The NYPD is clearly engaging in harassment of people based solely on their gender presentation and their ethnicity, further criminalizing communities that are already the victims of street harassment, employment discrimination, and higher rates of poverty.
No community is safe
The article in The New York Times exposes the fact that no community is safe from the NYPD’s reign of terror. The article was released only a few weeks after the NYPD gunned down Kimani Gray in Bedford Stuyvesant, another young African American man shot down by the racist NYPD, setting off weeks of protest by the community that was met with more police violence, suppression, media blackouts and the NYPD declaring martial law in some areas.

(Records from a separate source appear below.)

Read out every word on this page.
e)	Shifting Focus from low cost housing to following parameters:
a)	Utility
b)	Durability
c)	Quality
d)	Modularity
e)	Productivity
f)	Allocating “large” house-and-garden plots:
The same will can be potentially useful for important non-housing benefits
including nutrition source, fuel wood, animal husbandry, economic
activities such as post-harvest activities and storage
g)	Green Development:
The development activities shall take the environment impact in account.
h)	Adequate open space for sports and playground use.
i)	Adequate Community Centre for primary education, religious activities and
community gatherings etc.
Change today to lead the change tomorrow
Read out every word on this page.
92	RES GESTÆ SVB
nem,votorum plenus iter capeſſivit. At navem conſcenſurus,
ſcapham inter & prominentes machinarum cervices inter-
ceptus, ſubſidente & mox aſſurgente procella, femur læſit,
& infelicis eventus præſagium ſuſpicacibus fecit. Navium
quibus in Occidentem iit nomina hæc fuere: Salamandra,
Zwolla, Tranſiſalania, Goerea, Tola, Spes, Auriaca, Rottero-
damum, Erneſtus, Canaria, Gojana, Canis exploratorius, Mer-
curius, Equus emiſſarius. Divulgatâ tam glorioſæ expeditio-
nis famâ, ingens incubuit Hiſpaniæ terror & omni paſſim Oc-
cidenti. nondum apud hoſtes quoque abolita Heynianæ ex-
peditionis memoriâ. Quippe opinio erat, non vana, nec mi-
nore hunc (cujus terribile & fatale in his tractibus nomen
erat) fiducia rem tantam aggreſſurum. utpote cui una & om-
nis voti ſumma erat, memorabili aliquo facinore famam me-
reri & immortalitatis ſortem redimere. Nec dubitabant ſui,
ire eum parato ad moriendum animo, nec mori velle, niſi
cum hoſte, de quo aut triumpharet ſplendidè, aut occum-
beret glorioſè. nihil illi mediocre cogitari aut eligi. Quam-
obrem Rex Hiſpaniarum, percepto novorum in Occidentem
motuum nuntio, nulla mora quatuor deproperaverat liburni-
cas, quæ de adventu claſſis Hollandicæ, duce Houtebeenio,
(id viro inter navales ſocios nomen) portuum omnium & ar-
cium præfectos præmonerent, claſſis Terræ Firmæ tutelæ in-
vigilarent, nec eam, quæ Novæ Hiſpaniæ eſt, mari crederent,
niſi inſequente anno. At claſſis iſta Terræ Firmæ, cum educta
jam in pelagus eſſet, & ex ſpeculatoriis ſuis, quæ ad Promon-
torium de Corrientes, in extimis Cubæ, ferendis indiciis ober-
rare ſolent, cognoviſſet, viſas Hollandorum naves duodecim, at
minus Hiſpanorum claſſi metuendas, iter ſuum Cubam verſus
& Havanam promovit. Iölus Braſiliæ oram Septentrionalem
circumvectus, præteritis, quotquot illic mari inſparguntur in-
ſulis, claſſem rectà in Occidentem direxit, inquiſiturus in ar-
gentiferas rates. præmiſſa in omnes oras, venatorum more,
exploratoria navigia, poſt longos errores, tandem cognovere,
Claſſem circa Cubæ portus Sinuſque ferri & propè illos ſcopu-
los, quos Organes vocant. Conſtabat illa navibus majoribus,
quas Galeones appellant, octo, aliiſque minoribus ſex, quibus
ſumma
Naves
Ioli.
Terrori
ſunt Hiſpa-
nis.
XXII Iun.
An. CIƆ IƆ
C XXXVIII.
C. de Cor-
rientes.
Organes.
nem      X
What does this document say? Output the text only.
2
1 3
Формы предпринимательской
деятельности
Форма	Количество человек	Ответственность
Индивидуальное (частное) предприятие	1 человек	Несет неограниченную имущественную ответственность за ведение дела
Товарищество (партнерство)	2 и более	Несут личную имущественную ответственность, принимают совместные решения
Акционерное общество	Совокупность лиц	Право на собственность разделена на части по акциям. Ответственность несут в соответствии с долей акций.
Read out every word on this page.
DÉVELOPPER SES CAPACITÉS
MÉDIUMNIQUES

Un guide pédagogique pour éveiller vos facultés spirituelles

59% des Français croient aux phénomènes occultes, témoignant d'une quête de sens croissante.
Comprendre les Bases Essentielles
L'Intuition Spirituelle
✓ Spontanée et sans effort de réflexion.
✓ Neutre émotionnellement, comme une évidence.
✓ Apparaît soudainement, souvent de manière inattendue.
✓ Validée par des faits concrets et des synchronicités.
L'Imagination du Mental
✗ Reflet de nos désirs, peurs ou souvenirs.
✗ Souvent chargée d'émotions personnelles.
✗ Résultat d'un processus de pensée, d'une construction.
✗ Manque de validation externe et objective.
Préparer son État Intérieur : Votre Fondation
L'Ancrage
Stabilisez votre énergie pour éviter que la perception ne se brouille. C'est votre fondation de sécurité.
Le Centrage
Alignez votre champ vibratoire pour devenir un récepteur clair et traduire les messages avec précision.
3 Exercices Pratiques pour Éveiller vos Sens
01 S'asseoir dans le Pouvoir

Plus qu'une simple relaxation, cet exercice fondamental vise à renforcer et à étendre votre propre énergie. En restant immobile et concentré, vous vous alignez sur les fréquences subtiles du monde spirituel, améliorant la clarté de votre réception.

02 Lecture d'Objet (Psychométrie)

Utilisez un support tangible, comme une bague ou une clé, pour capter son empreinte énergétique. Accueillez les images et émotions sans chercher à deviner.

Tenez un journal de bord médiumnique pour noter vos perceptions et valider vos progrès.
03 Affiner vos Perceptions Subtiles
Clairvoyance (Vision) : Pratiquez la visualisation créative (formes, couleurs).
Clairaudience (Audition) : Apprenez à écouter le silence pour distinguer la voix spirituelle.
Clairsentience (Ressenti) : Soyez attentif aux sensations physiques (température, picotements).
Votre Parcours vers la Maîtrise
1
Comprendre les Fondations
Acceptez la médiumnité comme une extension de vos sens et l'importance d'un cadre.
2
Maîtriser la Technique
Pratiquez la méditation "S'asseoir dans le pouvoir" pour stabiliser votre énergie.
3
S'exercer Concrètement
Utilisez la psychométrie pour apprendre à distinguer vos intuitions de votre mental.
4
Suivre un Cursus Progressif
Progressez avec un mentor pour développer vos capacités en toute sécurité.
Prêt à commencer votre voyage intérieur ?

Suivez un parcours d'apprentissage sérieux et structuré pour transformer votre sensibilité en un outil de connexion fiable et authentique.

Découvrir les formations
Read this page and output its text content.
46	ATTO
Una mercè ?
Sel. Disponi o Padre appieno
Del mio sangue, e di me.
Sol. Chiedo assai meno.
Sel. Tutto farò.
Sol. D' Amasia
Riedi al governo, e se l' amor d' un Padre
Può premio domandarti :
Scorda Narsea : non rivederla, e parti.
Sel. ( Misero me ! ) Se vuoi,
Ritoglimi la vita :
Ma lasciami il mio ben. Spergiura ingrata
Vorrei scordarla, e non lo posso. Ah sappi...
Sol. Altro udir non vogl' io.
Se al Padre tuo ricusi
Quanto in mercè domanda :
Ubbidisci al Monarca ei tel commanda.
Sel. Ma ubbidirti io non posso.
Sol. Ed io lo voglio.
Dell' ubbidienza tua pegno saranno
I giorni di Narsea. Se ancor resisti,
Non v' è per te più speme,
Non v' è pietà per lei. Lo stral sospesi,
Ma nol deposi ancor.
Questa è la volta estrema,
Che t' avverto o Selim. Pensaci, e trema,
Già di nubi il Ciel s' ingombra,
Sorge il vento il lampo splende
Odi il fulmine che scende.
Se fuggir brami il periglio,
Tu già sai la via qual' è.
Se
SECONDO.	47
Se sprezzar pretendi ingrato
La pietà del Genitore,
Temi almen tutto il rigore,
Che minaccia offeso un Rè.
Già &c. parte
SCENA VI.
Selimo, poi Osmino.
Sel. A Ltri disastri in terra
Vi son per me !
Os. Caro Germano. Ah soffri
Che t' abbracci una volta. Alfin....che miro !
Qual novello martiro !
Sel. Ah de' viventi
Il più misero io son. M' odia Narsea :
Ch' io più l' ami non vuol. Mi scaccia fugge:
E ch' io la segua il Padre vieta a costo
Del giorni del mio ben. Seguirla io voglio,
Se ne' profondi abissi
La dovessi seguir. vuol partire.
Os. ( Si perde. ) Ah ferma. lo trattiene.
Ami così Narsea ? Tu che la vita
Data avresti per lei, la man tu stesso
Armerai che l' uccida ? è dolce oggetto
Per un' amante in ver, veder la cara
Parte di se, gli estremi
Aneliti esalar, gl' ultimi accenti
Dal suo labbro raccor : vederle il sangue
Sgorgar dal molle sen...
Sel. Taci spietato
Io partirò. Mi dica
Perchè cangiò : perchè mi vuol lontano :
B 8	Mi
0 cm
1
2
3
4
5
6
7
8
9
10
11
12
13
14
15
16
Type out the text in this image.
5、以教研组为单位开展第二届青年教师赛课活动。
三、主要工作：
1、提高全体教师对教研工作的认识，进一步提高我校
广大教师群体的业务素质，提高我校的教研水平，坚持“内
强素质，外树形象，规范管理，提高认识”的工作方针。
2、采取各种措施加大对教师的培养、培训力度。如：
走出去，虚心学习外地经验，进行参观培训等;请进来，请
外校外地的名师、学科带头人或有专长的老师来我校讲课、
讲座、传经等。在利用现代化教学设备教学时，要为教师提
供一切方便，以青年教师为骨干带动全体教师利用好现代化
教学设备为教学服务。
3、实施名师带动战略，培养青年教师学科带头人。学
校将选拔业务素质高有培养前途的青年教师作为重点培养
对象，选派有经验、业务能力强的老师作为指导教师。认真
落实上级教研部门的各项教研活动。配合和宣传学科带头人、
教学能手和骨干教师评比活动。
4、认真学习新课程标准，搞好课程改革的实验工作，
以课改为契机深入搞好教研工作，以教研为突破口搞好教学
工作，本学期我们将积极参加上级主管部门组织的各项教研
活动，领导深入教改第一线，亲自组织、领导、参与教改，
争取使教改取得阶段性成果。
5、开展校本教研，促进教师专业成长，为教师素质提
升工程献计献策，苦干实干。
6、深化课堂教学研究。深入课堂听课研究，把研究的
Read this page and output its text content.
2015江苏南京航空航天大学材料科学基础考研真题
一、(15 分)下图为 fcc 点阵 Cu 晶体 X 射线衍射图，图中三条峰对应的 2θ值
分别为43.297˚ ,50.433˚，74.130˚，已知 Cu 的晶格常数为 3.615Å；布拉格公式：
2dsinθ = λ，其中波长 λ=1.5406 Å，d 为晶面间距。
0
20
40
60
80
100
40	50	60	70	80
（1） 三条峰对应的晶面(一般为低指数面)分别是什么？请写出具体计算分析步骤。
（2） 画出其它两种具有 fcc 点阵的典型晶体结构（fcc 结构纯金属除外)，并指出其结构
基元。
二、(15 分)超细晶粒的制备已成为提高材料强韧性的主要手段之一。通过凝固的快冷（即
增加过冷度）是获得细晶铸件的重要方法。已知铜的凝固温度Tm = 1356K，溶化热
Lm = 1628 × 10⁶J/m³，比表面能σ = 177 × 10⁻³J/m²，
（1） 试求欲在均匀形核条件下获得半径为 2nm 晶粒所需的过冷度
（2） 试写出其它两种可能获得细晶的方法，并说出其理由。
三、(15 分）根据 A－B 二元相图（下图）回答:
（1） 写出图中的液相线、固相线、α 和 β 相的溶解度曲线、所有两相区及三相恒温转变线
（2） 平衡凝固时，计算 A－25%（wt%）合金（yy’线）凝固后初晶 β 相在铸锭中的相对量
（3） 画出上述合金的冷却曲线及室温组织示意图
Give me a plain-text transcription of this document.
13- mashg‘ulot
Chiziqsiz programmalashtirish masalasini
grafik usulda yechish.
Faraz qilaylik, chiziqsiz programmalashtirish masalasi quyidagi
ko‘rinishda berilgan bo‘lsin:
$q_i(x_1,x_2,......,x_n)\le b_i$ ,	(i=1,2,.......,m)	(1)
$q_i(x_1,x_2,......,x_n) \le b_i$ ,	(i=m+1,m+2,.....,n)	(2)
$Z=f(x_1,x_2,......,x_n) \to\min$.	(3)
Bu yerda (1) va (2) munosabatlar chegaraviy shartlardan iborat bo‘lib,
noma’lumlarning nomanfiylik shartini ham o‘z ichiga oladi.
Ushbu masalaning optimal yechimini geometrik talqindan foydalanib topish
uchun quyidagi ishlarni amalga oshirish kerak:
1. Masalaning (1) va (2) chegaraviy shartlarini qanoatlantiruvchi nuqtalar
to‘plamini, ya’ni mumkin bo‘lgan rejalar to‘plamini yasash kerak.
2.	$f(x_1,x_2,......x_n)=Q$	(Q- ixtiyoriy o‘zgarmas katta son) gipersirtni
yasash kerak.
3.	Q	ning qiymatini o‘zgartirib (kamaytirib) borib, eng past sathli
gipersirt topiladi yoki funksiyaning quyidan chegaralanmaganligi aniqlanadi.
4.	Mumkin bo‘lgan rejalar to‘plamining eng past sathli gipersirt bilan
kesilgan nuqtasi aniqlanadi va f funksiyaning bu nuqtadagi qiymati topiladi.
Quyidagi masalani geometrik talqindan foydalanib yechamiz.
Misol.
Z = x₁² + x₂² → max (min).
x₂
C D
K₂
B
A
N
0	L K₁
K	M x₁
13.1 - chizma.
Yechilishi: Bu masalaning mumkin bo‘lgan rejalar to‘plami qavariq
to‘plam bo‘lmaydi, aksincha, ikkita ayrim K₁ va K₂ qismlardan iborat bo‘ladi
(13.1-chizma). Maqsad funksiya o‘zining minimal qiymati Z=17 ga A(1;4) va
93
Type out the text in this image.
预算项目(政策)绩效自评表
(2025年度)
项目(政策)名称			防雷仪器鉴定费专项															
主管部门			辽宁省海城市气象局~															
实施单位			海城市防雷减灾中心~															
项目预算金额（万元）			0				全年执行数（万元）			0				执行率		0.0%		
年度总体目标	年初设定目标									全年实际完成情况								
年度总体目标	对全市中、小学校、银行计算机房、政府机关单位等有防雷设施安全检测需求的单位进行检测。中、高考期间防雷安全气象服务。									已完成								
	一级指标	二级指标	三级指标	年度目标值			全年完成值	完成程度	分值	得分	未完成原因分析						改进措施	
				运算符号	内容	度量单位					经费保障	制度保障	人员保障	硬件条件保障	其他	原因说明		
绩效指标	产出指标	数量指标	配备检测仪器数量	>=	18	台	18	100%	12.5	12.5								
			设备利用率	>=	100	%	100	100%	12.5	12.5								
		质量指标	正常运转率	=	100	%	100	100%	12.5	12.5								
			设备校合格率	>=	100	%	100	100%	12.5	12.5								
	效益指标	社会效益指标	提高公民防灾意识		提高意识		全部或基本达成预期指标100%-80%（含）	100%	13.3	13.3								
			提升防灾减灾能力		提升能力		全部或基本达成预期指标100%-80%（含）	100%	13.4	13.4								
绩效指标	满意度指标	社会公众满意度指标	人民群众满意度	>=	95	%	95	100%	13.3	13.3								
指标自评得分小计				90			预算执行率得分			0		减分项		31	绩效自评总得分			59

A few weeks before Kimani Gray was killed, the NYPD invaded the home of Jabbar Campbell in Crown Heights, beating and shouting homophobic remarks at him. That incident resulted in a coalition of anti-police violence organizers from the African American, Latino, immigrant and LGBTQ communities marching on the 77th precinct in a show of support and unity.
At the time of this writing, “Stop and Frisk” is being challenged in a court in lower Manhattan. The law has been roundly criticized as a direct violation of civil rights, and its racist implementation and complete ineffectiveness at making anyone safer has been well documented. Whether or not the current legal action will result in “Stop and Frisk” being overturned is unclear.
What is clear is that the tension between the NYPD and working-class communities in the city, especially communities of color and the LGBTQ community, is reaching a high point. What has been clear for decades is that the ruling class will use the NYPD and police departments in other major urban centers of the United States to employ racism and bigotry to terrorize working-class communities. What is also clear is that these communities are realizing their shared reality and joining together to fight back. What is needed now more than ever is an independent, unified movement to stop the cops.